Reflection probability in wireless networks with metasurface-coated environmental objects: an approach based on random spatial processes

• Published in: EURASIP journal on wireless communications and networking Vol. 2019; no. 1; pp. 1 - 15
• Main Authors: Di Renzo, Marco, Song, Jian
• Format: Journal Article
• Language: English
• Published: Cham Springer International Publishing 23.04.2019; Springer Nature B.V; SpringerOpen
• Subjects: 5Gwireless - Innovative Architectures; Coating; Communications Engineering; Computer Science; Computer simulation; Engineering; Information Systems Applications (incl.Internet); Information Theory; Mathematical models; Metasurfaces; Networks; Radio waves; Random spatial processes; Reconfigurable metasurfaces; Reconfiguration; Reflection; Reflection probability; Signal,Image and Speech Processing; Stochastic geometry; Wireless networks; Wireless Technologies and Tools for High Capacity and Sustainable 5G Ultra-Dense Cellular Networks; Stochastic geometry; Reflection probability; Random spatial processes; Reconfigurable metasurfaces; Wireless networks
• ISSN: 1687-1499; 1687-1472; 1687-1499
• DOI: 10.1186/s13638-019-1403-7

An emerging and promising vision of wireless networks consists of coating the environmental objects with reconfigurable metasurfaces that are capable of modifying the radio waves impinging upon them according to the generalized law of reflection.

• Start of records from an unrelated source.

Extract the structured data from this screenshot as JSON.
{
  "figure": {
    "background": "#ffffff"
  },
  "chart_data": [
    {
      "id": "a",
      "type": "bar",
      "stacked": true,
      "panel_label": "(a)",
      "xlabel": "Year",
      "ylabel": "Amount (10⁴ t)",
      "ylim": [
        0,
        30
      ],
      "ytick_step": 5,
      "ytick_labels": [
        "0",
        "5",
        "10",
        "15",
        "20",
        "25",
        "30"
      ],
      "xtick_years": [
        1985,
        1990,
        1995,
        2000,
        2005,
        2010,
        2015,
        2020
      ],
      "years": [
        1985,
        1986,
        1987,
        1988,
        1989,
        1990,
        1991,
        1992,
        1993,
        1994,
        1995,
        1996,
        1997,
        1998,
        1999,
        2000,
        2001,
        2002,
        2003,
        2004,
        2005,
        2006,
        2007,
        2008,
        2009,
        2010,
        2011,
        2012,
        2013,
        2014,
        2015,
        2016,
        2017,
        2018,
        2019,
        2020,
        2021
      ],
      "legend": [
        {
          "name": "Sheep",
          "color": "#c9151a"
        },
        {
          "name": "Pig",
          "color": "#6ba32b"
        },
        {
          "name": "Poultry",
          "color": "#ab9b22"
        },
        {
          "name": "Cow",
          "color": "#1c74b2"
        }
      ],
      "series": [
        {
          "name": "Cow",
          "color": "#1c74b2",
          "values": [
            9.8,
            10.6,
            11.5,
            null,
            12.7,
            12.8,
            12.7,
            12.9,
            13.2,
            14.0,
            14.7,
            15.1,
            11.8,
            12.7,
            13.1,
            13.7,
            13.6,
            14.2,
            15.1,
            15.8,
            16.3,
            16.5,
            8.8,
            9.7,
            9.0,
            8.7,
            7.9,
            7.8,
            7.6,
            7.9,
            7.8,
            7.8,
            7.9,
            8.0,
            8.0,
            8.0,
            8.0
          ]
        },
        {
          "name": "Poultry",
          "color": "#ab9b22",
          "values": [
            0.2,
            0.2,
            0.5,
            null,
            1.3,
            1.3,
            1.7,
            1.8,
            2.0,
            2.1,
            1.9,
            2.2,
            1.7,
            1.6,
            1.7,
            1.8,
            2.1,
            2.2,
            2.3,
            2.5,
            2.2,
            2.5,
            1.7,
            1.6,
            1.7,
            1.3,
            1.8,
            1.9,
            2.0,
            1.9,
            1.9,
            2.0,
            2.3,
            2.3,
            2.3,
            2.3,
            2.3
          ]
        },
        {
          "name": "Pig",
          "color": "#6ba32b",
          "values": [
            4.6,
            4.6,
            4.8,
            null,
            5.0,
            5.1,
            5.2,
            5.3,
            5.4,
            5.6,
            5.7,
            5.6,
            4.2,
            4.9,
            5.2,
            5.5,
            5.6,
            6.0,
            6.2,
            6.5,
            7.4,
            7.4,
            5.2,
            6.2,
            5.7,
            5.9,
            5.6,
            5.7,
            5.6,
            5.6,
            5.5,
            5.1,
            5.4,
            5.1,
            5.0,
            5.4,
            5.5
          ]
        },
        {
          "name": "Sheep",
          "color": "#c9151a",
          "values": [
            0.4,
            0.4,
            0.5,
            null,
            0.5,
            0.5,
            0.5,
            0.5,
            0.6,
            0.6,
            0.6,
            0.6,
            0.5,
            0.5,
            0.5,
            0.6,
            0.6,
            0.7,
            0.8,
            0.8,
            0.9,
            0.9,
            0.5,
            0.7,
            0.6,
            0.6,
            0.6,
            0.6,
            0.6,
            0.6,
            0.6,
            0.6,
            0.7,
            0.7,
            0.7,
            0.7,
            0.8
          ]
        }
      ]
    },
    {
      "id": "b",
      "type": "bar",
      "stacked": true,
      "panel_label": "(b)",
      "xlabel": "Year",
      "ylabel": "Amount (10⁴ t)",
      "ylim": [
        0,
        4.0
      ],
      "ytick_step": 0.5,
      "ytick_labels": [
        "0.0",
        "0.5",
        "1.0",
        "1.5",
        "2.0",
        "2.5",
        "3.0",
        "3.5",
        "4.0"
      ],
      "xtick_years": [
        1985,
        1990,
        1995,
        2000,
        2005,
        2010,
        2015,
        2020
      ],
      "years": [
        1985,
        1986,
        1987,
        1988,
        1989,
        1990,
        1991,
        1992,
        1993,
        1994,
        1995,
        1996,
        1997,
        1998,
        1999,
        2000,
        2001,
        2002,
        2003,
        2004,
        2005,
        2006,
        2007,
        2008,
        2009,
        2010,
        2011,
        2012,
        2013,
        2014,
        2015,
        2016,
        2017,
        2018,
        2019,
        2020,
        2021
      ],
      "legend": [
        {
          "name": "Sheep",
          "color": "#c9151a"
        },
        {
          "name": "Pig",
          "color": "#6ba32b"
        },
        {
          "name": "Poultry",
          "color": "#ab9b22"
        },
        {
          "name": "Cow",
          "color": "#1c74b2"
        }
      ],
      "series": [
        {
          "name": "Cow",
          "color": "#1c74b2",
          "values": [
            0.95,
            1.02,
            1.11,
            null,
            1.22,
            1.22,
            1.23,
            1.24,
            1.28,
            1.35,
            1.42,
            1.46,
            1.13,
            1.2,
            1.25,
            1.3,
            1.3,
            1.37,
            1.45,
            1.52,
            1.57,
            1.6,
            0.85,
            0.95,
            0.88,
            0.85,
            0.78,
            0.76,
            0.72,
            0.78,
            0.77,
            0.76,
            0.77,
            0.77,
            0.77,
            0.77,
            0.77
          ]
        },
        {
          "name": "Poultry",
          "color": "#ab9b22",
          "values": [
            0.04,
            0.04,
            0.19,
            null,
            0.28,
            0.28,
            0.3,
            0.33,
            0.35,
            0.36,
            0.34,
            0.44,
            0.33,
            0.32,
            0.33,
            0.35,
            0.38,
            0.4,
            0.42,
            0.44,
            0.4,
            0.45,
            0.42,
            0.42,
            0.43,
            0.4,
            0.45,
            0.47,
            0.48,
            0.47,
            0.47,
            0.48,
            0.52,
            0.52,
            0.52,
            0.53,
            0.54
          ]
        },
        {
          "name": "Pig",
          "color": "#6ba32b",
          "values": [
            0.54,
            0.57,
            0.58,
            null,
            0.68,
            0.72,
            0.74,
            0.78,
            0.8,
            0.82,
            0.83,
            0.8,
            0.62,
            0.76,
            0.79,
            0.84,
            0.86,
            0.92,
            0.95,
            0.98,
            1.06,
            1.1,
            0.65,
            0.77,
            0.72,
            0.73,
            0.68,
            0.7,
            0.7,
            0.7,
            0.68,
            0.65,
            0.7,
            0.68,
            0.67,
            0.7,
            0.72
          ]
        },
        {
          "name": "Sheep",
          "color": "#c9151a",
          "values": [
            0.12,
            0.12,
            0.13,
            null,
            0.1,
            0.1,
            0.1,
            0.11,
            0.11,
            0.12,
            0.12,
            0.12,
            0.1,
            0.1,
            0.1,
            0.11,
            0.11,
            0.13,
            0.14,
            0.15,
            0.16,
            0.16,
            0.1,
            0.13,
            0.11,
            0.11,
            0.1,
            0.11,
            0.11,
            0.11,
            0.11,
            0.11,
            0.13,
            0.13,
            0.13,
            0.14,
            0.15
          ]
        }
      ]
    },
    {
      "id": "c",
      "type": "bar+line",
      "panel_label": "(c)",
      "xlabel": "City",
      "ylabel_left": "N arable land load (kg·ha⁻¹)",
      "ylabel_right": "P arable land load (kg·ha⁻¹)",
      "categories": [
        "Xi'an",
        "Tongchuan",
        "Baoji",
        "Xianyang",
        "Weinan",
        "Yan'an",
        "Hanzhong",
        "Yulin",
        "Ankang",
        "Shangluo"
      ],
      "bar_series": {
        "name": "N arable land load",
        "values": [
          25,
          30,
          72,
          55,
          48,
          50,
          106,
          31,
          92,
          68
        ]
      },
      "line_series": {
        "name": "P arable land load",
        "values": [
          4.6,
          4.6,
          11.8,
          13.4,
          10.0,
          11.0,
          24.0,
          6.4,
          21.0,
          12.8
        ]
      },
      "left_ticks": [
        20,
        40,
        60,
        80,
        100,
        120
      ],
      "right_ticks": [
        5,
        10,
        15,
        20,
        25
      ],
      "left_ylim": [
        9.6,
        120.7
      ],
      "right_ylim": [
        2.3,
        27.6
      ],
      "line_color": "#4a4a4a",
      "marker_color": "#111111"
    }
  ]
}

By relying on tools from point processes, stochastic geometry, and random spatial processes, we model the environmental objects with a modified random line process of fixed length and with random orientations and locations. Based on the proposed modeling approach, we develop the first analytical framework that provides one with the probability that a randomly distributed object that is coated with a reconfigurable metasurface acts as a reflector for a given pair of transmitter and receiver. In contrast to the conventional network setup where the environmental objects are not coated with reconfigurable metasurfaces, we prove that the probability that the typical random object acts as a reflector is independent of the length of the object itself. The proposed analytical approach is validated against Monte Carlo simulations, and numerical illustrations are given and discussed.